A grassy community space shown on a bright, summer day.

Massachusetts is getting hotter. By 2030, the state is expected to endure more than 30 days over 90 degrees per year, more than double today’s count. 

Clean Energy and Climate Resilience are partnering with the Metropolitan Area Planning Council and Frontline Solutions to launch the Community Heat Resilience pilot.

Our overarching goal is to build relationships between municipalities, community based organizations, and environmental justice communities that enable them to develop and implement long-term, collaborative solutions to extreme heat. The pilot advances this goal through local work in three communities and broader statewide community of practice seeking to develop a heat policy agenda for Massachusetts.  

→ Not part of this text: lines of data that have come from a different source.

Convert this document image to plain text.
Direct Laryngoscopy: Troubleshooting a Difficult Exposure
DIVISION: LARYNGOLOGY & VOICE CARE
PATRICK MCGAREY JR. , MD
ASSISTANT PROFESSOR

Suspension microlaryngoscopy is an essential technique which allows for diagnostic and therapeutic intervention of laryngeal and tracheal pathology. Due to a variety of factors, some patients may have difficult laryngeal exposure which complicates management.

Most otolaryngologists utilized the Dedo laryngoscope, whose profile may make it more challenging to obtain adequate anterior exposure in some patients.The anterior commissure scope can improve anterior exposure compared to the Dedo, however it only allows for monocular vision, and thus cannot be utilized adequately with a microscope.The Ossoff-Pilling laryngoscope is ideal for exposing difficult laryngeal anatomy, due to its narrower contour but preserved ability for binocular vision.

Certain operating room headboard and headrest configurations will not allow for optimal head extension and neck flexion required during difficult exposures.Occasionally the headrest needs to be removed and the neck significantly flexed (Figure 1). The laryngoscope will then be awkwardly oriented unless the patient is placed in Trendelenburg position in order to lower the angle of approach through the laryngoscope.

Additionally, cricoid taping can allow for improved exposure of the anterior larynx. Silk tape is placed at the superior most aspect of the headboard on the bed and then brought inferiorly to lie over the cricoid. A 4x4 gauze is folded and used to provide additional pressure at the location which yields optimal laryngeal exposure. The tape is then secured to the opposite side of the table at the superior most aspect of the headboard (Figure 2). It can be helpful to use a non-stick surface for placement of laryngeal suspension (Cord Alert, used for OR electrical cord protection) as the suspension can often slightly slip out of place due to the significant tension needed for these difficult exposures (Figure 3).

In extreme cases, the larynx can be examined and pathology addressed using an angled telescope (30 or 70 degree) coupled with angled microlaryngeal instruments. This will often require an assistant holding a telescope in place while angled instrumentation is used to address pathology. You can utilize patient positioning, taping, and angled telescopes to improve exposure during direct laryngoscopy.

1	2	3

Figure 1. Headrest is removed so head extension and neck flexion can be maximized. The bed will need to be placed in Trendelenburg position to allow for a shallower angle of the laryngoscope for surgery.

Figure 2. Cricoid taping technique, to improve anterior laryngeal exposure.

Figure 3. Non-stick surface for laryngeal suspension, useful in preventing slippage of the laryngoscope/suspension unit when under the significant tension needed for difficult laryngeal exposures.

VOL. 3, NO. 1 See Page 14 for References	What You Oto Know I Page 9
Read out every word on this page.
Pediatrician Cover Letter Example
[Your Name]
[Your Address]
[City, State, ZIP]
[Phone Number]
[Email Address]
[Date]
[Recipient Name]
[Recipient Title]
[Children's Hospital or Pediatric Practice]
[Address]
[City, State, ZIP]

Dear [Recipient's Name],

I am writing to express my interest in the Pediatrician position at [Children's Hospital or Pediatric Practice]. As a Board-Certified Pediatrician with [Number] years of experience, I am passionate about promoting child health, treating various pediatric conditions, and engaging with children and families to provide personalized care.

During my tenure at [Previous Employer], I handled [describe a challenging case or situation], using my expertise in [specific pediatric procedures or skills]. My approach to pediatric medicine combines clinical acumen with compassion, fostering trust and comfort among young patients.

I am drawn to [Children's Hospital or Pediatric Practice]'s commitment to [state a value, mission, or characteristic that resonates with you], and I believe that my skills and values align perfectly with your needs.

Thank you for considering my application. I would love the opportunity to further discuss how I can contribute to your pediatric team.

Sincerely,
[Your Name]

While extreme heat impacts everyone, not everyone is impacted equally.

Environmental Justice (EJ) communities are often exposed to higher temperatures in urban heat islands, and lack access to green spaces and cooling in their homes.

A street view of a city block in Everett, MA.

Selection Process

Barr and the Metropolitan Area Planning Council selected three cities in Greater Boston for initial Community Heat Resilience investments. Selected grantees receive two years of funding and technical support to participate in the cohort to design and implement a local heat resilience project.  

Our selection criteria included: 

  • The presence of environmental justice (EJ) communities with urban heat islands or greater exposure to extreme heat 
  • An emerging or existing foundation of local work on extreme heat and community resilience  
  • City departments and community-based organizations with experience working together on planning processes  
  • Communities with capacity and commitment to dedicate resources to a multi-year process focused on heat 

Initiative Goals

To help municipalities move from responding to heat as an emergency to systematic and institutionalized planning, we will:  

  • Goal 1: Build lasting relationships between EJ communities, community based organizations, and municipalities so that they can develop a long-term vision for heat planning in their communities.  
  • Goal 2: Coach, guide, and provide technical assistance to these partnerships as they ideate, design, finance, and implement community-driven heat resilience projects in communities that face disproportionate exposure to extreme heat. 
  • Goal 3: Establish a Community Heat Resilience Community of Practice (COP) that includes cohort members and other stakeholders working on heat resilience In Massachusetts. Empower the COP to leverage local projects and learnings to advocate for municipal, state, and federal policy changes, as well as increase knowledge and capacity around climate equity issues.  

Building on existing work

The Community Heat Resilience Pilot builds on Barr’s COVID Safe Cooling project, active between 2020-2023. COVID Safe Cooling was an emergency response program focused on funding and developing innovative cooling solutions during the COVID-19 pandemic.

The Community Heat Resilience pilot builds on the research and relationships from COVID Safe Cooling to create durable policy solutions and foster systemic change.